After the optogenetic manipulation experiments, mice were deeply anesthetized with 1 mL of combination anesthesia and perfused transcardially with PBS (pH 7.4) followed by 4% paraformaldehyde in PBS. The brains were extracted, then further immersed in paraformaldehyde in PBS for 12–18 h at 4 °C. Subsequently, fixed brains were mixed with 25% sucrose in PBS for 36–48 h at 4 °C before final storage at –80 °C. To obtain coronal sections, brains were sliced into 50 μm sections using a cryostat (Leica CM3050, Leica Biosystems) and were then washed in PBS-containing 12-well culture plates (Corning, NY, USA). The sections were further incubated at room temperature for 1 h with a blocking buffer (3% normal donkey serum; S30, Chemicon by EMD Millipore, Billerica, MA, USA) in PBS solution containing 0.2% Triton X-100 and 0.05% Tween 20 (PBST). After incubation, the buffer was discarded and rat anti-GFP (04404-84, GF090R, Nacalai Tesque Inc., Japan) primary antibody (1:500) in blocking solution was added for further incubation at 4 °C for 24–36 h. At the end of the incubation period, the primary antibody was removed and sections were washed with 0.2% PBST three times for 10 min each. After washing, sections were treated with a complementary secondary antibody, (1:1000) donkey anti-rat IgG Alexa Fluor 488 (A21208, Molecular Probes) in blocking buffer solution at room temperature for 2–3 h.
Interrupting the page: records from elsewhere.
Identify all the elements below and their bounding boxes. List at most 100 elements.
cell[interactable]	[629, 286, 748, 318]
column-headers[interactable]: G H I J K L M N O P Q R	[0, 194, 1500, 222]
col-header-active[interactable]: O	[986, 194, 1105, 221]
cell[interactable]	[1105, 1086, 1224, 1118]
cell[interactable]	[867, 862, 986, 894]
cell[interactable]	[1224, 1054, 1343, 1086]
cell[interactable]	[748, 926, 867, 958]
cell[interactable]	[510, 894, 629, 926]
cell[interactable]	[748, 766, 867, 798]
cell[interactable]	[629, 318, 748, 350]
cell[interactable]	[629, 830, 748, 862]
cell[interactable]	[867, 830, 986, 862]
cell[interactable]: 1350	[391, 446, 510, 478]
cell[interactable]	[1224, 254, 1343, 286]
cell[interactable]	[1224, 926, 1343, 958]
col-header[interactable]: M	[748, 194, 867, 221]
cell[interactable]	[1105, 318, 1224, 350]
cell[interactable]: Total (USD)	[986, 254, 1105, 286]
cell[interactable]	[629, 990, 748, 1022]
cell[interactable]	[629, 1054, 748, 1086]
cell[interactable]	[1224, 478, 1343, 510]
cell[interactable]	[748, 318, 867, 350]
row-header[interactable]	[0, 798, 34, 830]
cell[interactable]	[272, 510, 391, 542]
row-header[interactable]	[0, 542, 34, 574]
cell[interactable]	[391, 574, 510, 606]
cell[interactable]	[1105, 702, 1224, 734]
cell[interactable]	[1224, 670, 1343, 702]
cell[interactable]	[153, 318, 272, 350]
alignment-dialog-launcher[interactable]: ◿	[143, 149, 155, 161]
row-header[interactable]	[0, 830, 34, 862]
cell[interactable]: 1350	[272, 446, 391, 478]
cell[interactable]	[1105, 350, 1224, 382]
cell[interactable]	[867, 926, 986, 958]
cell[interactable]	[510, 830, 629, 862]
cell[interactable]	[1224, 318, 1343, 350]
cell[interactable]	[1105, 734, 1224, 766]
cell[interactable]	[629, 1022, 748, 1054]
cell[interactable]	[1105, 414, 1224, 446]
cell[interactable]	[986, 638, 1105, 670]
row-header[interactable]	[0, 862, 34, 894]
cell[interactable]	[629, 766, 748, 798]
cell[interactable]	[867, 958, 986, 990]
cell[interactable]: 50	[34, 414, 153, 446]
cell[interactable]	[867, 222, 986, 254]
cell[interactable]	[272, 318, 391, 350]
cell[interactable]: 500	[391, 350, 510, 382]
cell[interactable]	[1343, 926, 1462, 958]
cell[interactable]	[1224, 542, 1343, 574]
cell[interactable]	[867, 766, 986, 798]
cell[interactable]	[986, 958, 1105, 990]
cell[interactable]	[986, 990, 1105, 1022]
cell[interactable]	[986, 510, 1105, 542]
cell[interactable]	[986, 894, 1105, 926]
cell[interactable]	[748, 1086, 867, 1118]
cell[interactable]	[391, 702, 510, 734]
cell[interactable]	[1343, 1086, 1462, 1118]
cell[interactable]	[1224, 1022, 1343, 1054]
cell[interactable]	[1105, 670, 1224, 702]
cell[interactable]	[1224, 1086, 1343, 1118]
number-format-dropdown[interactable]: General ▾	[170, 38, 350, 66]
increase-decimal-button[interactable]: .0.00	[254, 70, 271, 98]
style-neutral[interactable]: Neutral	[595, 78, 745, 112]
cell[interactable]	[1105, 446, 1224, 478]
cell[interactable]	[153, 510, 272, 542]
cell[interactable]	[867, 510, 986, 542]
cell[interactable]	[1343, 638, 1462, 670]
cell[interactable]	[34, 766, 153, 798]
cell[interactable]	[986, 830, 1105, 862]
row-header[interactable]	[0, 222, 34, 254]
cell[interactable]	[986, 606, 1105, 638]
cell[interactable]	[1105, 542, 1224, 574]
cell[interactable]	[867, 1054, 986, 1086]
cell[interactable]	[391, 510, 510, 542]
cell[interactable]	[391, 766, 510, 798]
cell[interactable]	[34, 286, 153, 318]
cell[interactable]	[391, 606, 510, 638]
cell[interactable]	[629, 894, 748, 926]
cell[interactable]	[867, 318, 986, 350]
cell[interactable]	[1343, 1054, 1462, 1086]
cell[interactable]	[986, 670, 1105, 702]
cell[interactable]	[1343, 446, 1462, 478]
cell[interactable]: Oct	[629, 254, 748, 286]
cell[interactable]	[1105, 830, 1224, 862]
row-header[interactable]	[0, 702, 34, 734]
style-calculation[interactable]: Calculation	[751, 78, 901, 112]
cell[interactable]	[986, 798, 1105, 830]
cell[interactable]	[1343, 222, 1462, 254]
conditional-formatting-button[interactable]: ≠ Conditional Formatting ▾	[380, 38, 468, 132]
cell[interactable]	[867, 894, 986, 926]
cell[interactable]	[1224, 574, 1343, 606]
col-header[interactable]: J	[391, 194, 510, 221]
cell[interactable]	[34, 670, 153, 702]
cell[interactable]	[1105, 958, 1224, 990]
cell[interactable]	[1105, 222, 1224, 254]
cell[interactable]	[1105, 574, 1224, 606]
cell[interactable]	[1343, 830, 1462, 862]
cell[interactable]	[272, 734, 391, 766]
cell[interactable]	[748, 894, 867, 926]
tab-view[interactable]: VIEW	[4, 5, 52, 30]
Finally, the sections were treated with DAPI (1 μg/mL, Roche Diagnostics, 10236276001) for nuclear staining and washed with 0.2% PBST three times for 10 min each before being mounted onto glass slides with ProLong Gold antifade reagent (Invitrogen).

Confocal microscopy

Images were acquired using a confocal microscope (Zeiss LSM 780, Carl Zeiss, Jena, Germany) with 20× Plan-Apochromat objective lens. All parameters, such as the photomultiplier tube assignments, pinhole sizes, and contrast values, were standardized within each magnification and experimental condition.

Statistics

Statistical analyses were performed using Prism 8 (GraphPad Software, San Diego, CA, USA). Multiple-group comparisons were performed using an ANOVA with post hoc tests, as shown in the corresponding Fig. legends. Quantitative data are presented as the mean ± SEM.

Reporting summary

Further information on research design is available in the Nature Portfolio Reporting Summary linked to this article.